Она замолчала, подняв голову.
Рамамурти растерянно смотрел на нее, не находя слов.
Тиллоттама ударила его очень больно, ибо для каждого настоящего художника грубое расхождение окружающей жизни с его идеалами — тайная и никогда не заживающая рана души.
— Да, это горькая правда! — наконец сказал он. Тиллоттама внезапно смягчилась. С нежностью погладила плечо художника своей темной рукой, и ее браслеты скатились до локтя. Даярам вздрогнул от неожиданности.
— Глядя на ваше огорченное лицо, я вспомнила, что мужчины никогда не становятся совсем взрослыми. Может быть, в этом все дело? Но не будем углубляться в неприятное, у нас слишком мало времени. Расскажите немного о себе, вы такой интересный человек.
Даярам коротко рассказал о погибшем в войну отце — субадаре англо-индийской армии, о матери — учительнице, вырастившей его и двух его сестер.
— Раджастанец?
— Конечно, угадать нетрудно. А вы… вот вы — из Южной Индии. Майсур?
— Нет, не угадали. Траванкор-Кочин! Я из найяров.
— Повелитель Шива! Так вот откуда ваша свободная независимость!

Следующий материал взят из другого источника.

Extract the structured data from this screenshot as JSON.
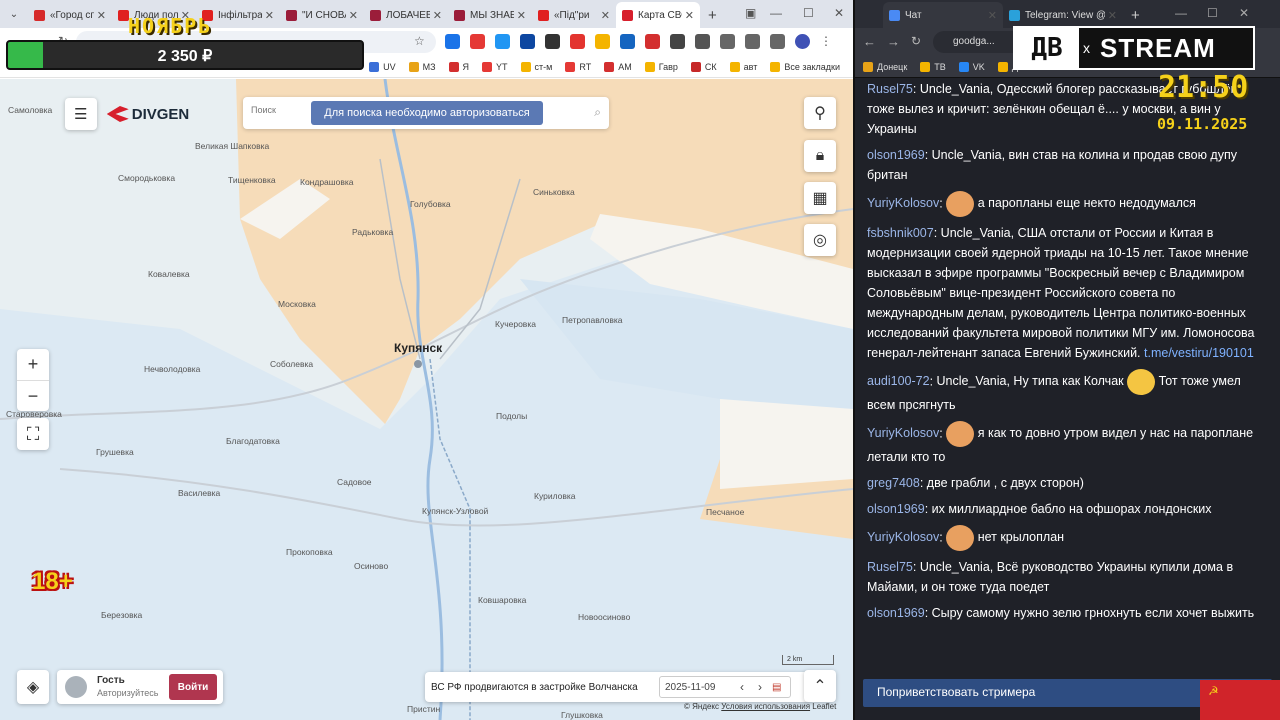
{
  "left_browser": {
    "tabs": [
      {
        "title": "«Город сп",
        "color": "#d62a2a"
      },
      {
        "title": "Люди пол",
        "color": "#e02020"
      },
      {
        "title": "Інфільтра",
        "color": "#e02020"
      },
      {
        "title": "\"И СНОВА",
        "color": "#9b1d3a"
      },
      {
        "title": "ЛОБАЧЕВ",
        "color": "#9b1d3a"
      },
      {
        "title": "МЫ ЗНАЕ",
        "color": "#9b1d3a"
      },
      {
        "title": "«Під\"ри",
        "color": "#e02020"
      },
      {
        "title": "Карта СВС",
        "color": "#d71f2c",
        "active": true
      }
    ],
    "bookmarks": [
      {
        "label": "UV"
      },
      {
        "label": "МЗ"
      },
      {
        "label": "Я"
      },
      {
        "label": "YT"
      },
      {
        "label": "ст-м"
      },
      {
        "label": "RT"
      },
      {
        "label": "AM"
      },
      {
        "label": "Гавр"
      },
      {
        "label": "СК"
      },
      {
        "label": "авт"
      },
      {
        "label": "Все закладки"
      }
    ]
  },
  "overlay": {
    "goal_title": "НОЯБРЬ",
    "goal_amount": "2 350 ₽",
    "goal_progress": 0.1,
    "age_label": "18+",
    "logo_left": "ДВ",
    "logo_right": "STREAM",
    "logo_x": "x",
    "clock": "21:50",
    "date": "09.11.2025"
  },
  "map": {
    "brand": "DIVGEN",
    "search_placeholder": "Поиск",
    "auth_banner": "Для поиска необходимо авторизоваться",
    "places": [
      "Самоловка",
      "Великая Шапковка",
      "Тищенковка",
      "Кондрашовка",
      "Смородьковка",
      "Голубовка",
      "Синьковка",
      "Радьковка",
      "Ковалевка",
      "Московка",
      "Кучеровка",
      "Петропавловка",
      "Купянск",
      "Соболевка",
      "Нечволодовка",
      "Староверовка",
      "Подолы",
      "Благодатовка",
      "Грушевка",
      "Садовое",
      "Куриловка",
      "Купянск-Узловой",
      "Песчаное",
      "Василевка",
      "Прокоповка",
      "Осиново",
      "Ковшаровка",
      "Березовка",
      "Новоосиново",
      "Пристин",
      "Глушковка"
    ],
    "guest_name": "Гость",
    "guest_sub": "Авторизуйтесь",
    "login_label": "Войти",
    "footer_text": "ВС РФ продвигаются в застройке Волчанска",
    "footer_date": "2025-11-09",
    "scale_label": "2 km",
    "attribution": "© Яндекс",
    "terms": "Условия использования",
    "leaflet": "Leaflet"
  },
  "right_browser": {
    "tabs": [
      {
        "title": "Чат",
        "color": "#4a8af4",
        "active": true
      },
      {
        "title": "Telegram: View @infa",
        "color": "#2aa1da"
      }
    ],
    "url": "goodga...",
    "bookmarks": [
      {
        "label": "Донецк"
      },
      {
        "label": "ТВ"
      },
      {
        "label": "VK"
      },
      {
        "label": "Д"
      }
    ]
  },
  "chat": {
    "messages": [
      {
        "nick": "Rusel75",
        "text": "Uncle_Vania, Одесский блогер рассказывает губошлёп тоже вылез и кричит: зелёнкин обещал ё.... у москви, а вин у Украины"
      },
      {
        "nick": "olson1969",
        "text": "Uncle_Vania, вин став на колина и продав свою дупу британ"
      },
      {
        "nick": "YuriyKolosov",
        "text": "а паропланы еще некто недодумался",
        "emoji": true
      },
      {
        "nick": "fsbshnik007",
        "text": "Uncle_Vania, США отстали от России и Китая в модернизации своей ядерной триады на 10-15 лет. Такое мнение высказал в эфире программы \"Воскресный вечер с Владимиром Соловьёвым\" вице-президент Российского совета по международным делам, руководитель Центра политико-военных исследований факультета мировой политики МГУ им. Ломоносова генерал-лейтенант запаса Евгений Бужинский.",
        "link": "t.me/vestiru/190101"
      },
      {
        "nick": "audi100-72",
        "text": "Uncle_Vania, Ну типа как Колчак",
        "after": "Тот тоже умел всем прсягнуть",
        "emoji": true
      },
      {
        "nick": "YuriyKolosov",
        "text": "я как то довно утром видел у нас на пароплане летали кто то",
        "emoji": true
      },
      {
        "nick": "greg7408",
        "text": "две грабли , с двух сторон)"
      },
      {
        "nick": "olson1969",
        "text": "их миллиардное бабло на офшорах лондонских"
      },
      {
        "nick": "YuriyKolosov",
        "text": "нет крылоплан",
        "emoji": true
      },
      {
        "nick": "Rusel75",
        "text": "Uncle_Vania, Всё руководство Украины купили дома в Майами, и он тоже туда поедет"
      },
      {
        "nick": "olson1969",
        "text": "Сыру самому нужно зелю грнохнуть если хочет выжить"
      }
    ],
    "input_placeholder": "Поприветствовать стримера",
    "flag_symbol": "☭"
  }
}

А я думал, что вы дочь магараджи!
— Вы все знаете! И в то же время совсем мало.
— Знаю, — заупрямился Даярам. — Даже то, что вас, найяров, считали четвертой кастой, а вы кшатрии, хотя и не носите священного шнура.
— Сдаюсь, — переходя от грустного тона к своей дразнящей усмешке, сказала Тиллоттама. — Нет, не сдаюсь. Найяры упоминаются еще в Махабхарате. Где?

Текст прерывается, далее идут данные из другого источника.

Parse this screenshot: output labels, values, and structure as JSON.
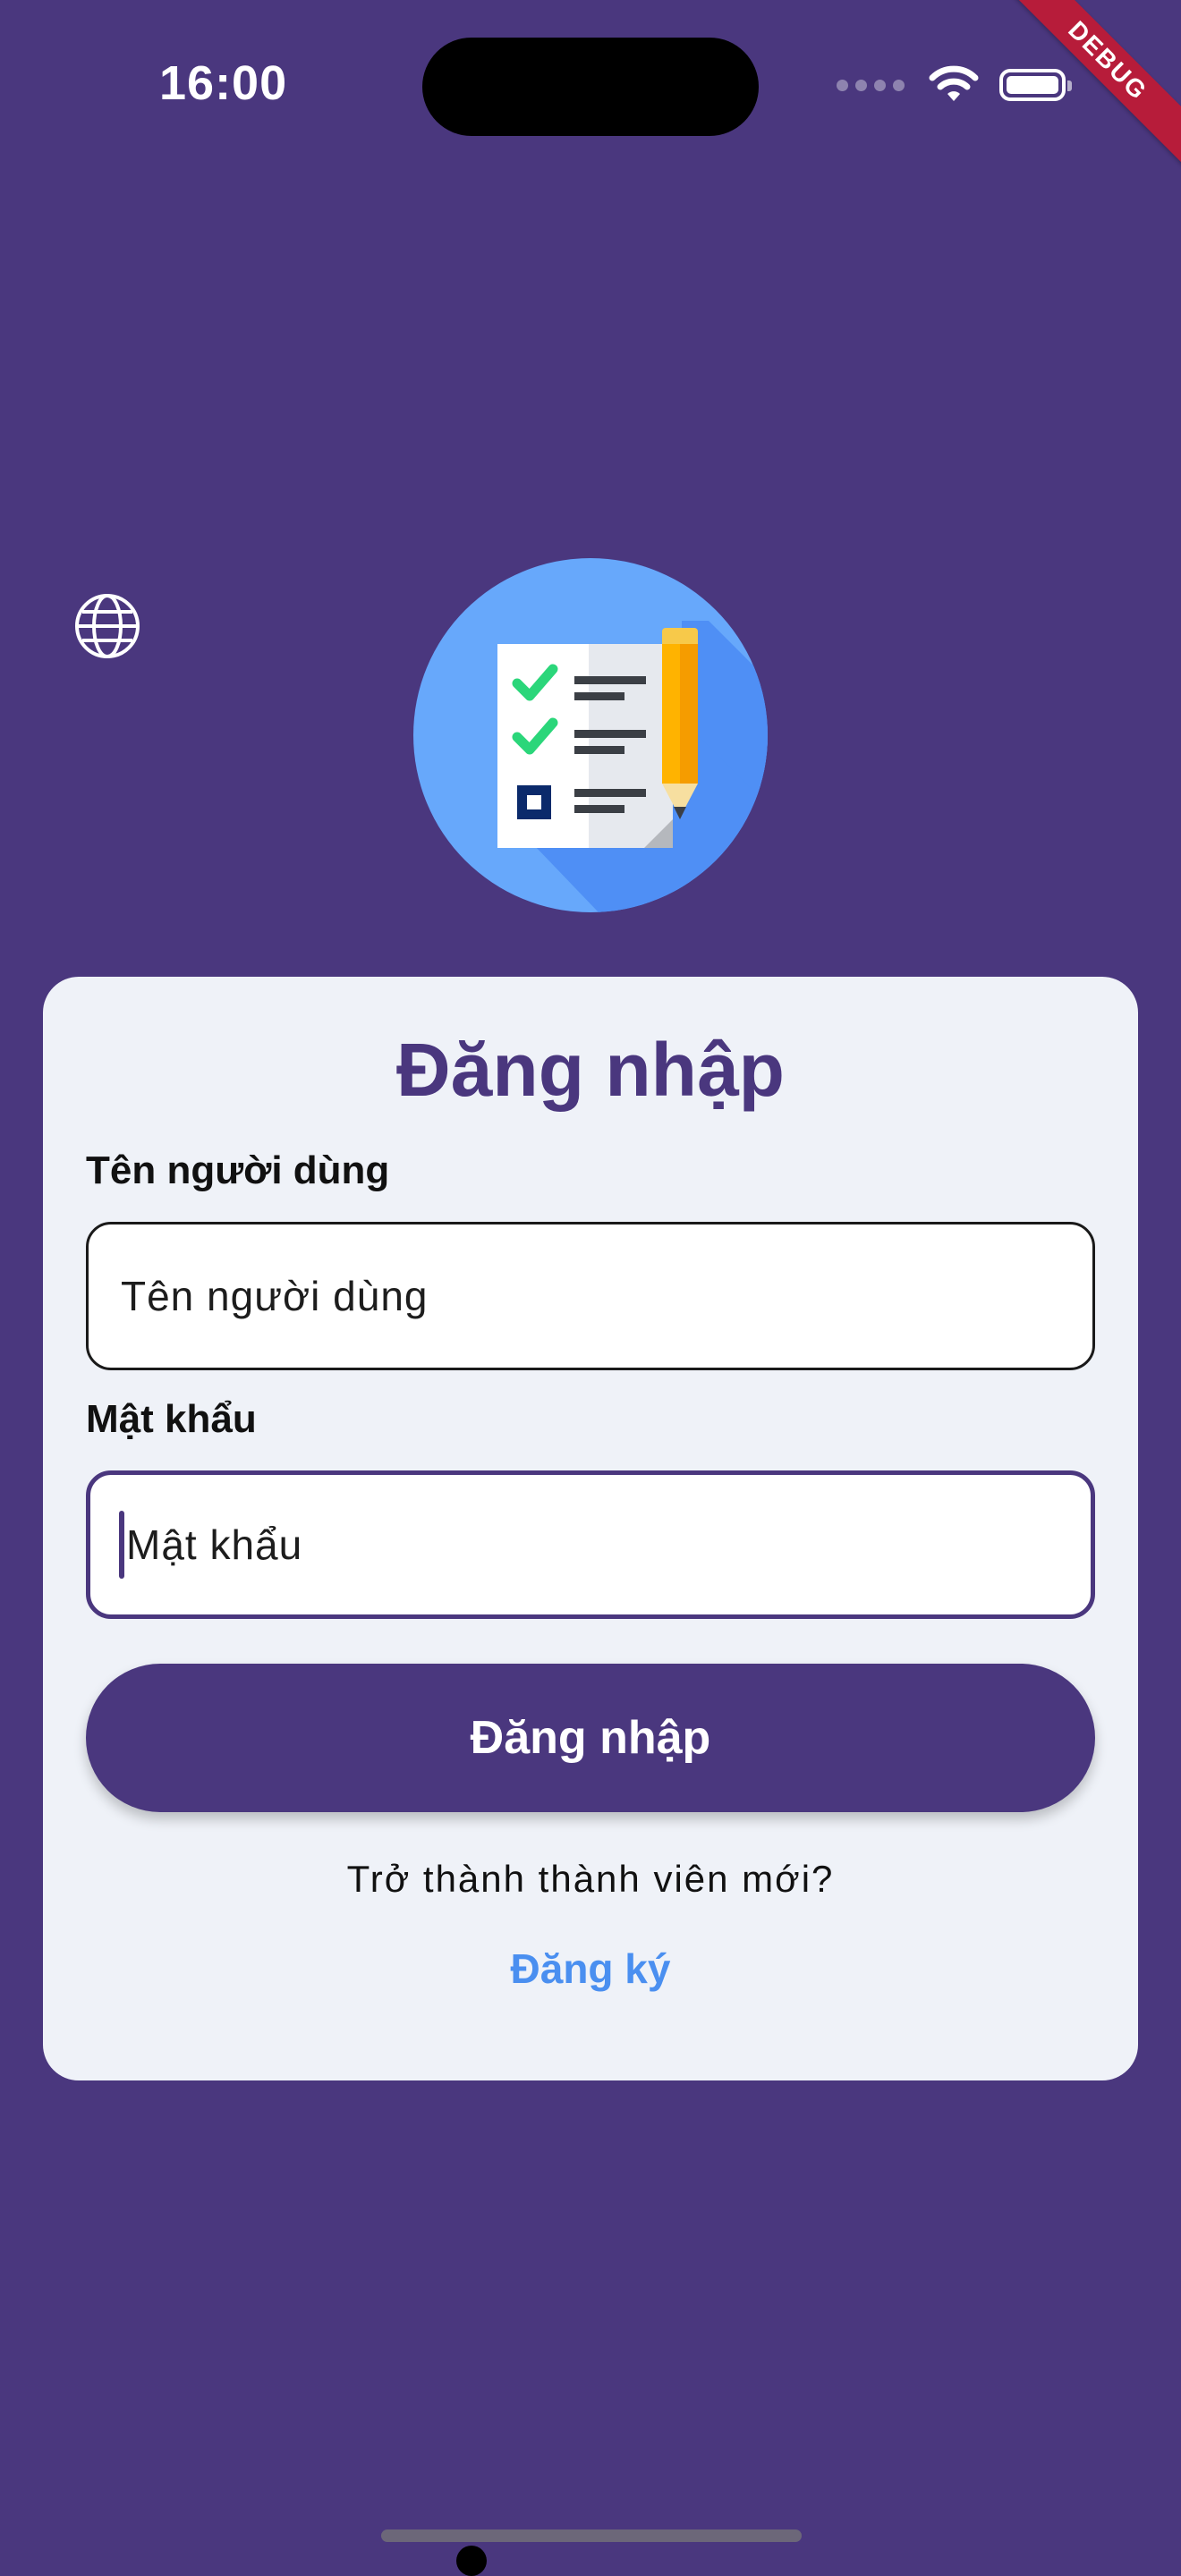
{
  "status_bar": {
    "time": "16:00",
    "icons": [
      "signal-dots-icon",
      "wifi-icon",
      "battery-icon"
    ]
  },
  "debug_banner": "DEBUG",
  "language_button_icon": "globe-icon",
  "logo_icon": "checklist-clipboard-icon",
  "login": {
    "title": "Đăng nhập",
    "username_label": "Tên người dùng",
    "username_placeholder": "Tên người dùng",
    "password_label": "Mật khẩu",
    "password_placeholder": "Mật khẩu",
    "submit_label": "Đăng nhập",
    "signup_prompt": "Trở thành thành viên mới?",
    "signup_link": "Đăng ký"
  },
  "colors": {
    "background": "#4a377e",
    "card": "#eff2f8",
    "primary": "#4a377e",
    "link": "#4a8ff0",
    "logo_circle": "#67a8fb",
    "debug_banner": "#b71c3a"
  }
}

Художник поднял обе руки над головой в шутливой просьбе пощады.
— В истории принца Сахадевы, который на юге встретился с царем Синечерным. В его царстве женщины были особенно прекрасны и пользовались неслыханной нигде моральной свободой, — важно сказала Тиллоттама.
— Что они и теперь особенно прекрасны, в этом нет никакого сомнения, — сказал Даярам на малаяламе — языке юга Малабарского побережья.
Тиллоттама даже отшатнулась.
— Во время войны мы жили у мужа старшей сестры в Тривандраме, — пояснил художник на том же языке.
— А я родилась около Нагеркойла, но родители давно переехали в Мадрас. Там я училась в школе танцев, но мама сильно заболела, и тетя взяла меня к себе в Бенгалию… но это уже неинтересно!
— Не смею настаивать, но мне интересно все, что касается вас.
— История эта длинная и грустная.
— Тогда скажите хоть, где вы живете сейчас?
— В Лахоре.
— Как в Лахоре? Вы пакистанка? — вскричал художник.
— Сейчас — да!
— И там вы замужем? Тогда как же… вы здесь одна?
— Я там не замужем, но здесь не одна, — резко ответила Тиллоттама, бросая взгляд на часики — жест, больше всего страшивший художника.
— Хорошо, я вижу, что утомил вас расспросами. Дайте мне вашу ладонь — ну, вот видите, знак анкабагра для управления слоном — признак королевского происхождения. Я не сомневаюсь, что на левой подошве у вас есть кружок, означающий, что вы рождены быть королевой, — шутил Рамамурти, стараясь развеять возникшее отчуждение.